ABSTRACT

Dynamic simulation is defined as creating time-dependent models for physical systems (Fishwick, 2007). Various approaches to the dynamic simulation of earth surface systems have been developed and most of these are based on geographical information systems (GIS). For instance, in the 1970s, spatial interaction modeling was proposed to test ideas concerning the development and evolution of urban spatial structures (Harris and Wilson, 1978). A cellular model for residential site selection behavior was designed as an experiment into dynamic modeling using GIS (Gimblett, 1989). A spatial modeling workstation was developed to apply parallel processors to spatial ecosystem modeling by linking GIS with a general dynamic simulation system (Costanza and Maxwell, 1991). A spatial dynamic simulation and assessment system was described for the evaluation and simulation of environmental and ecological processes (Bali and Gimblett, 1992). A spatio-temporal interpolation method for GIS temporal modeling for urban expansion processes was presented to model missing information on changes that take place between consecutive snapshots (Dragicevic and Marceau, 2000). A dynamic information architecture system was used to build a suite of models for the purpose of assessing the ecological impacts of military land use and land management practices (Sydelko et al., 2001). The current status of real-time hydrological models was assessed for flood nowcasting and hazard mitigation (Al-Sabhan et al., 2003). A Web-based geographic information system that could delineate watersheds in real time was developed to support hydrologic model operation on the internet (Choi and Engel, 2003). Cellular automata were applied to representations of the future evolution of cities (Barredo et al., 2003).
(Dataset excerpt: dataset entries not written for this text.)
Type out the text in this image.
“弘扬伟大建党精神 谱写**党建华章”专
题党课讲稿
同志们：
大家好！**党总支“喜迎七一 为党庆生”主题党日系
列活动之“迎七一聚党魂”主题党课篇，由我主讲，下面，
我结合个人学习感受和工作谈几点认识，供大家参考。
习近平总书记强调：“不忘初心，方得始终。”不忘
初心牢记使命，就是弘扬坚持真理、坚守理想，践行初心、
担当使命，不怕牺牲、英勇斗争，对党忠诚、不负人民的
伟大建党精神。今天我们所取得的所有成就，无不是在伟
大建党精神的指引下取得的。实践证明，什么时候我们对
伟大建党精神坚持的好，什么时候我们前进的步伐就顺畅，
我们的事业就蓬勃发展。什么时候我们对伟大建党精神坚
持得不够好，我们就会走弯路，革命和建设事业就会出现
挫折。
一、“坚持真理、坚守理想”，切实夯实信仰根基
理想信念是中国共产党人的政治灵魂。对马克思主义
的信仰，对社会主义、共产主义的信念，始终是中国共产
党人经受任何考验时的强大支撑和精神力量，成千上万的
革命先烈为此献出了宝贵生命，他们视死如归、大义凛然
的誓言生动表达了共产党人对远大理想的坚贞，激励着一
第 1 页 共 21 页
A real-time GIS-driven surveillance pilot system was studied to enhance West Nile virus dead bird surveillance in Canada (Shuai et al., 2006). A generic dynamic crop model was developed to meet the requirements of a variety of agricultural stakeholders on estimates of yield, pest-related losses, soil carbon, nitrogen dynamics, and emissions of various greenhouse

gases (Aggarwal et al., 2006). Dynamic simulation was conducted by linking an erosion model with a GIS and then developing the resulting spatial information into visualizations of the evolving coastal environment (Brown et al., 2006). A promising first step in the effort to develop tangible geospatial modeling environments allowed users to interact with 3D landscape data by coupling a tangible physical model with GIS (Mitasova et al., 2006). A dynamic modeling approach using cellular automata was also explored to assess the regional distribution patterns of rock-glaciers (Frauenfelder et al., 2008). A real-time automatic interpolation system was presented to better understand natural variability and, improve our ability to detect radiological accidents (Hiemstra et al., 2009). An integrated software system was designed for the dynamic simulation of fires following an earthquake (Zhao, 2010). As demonstrated above, it is likely that GIS use will extend beyond mapping, toward a richer use of its dynamic simulation capabilities.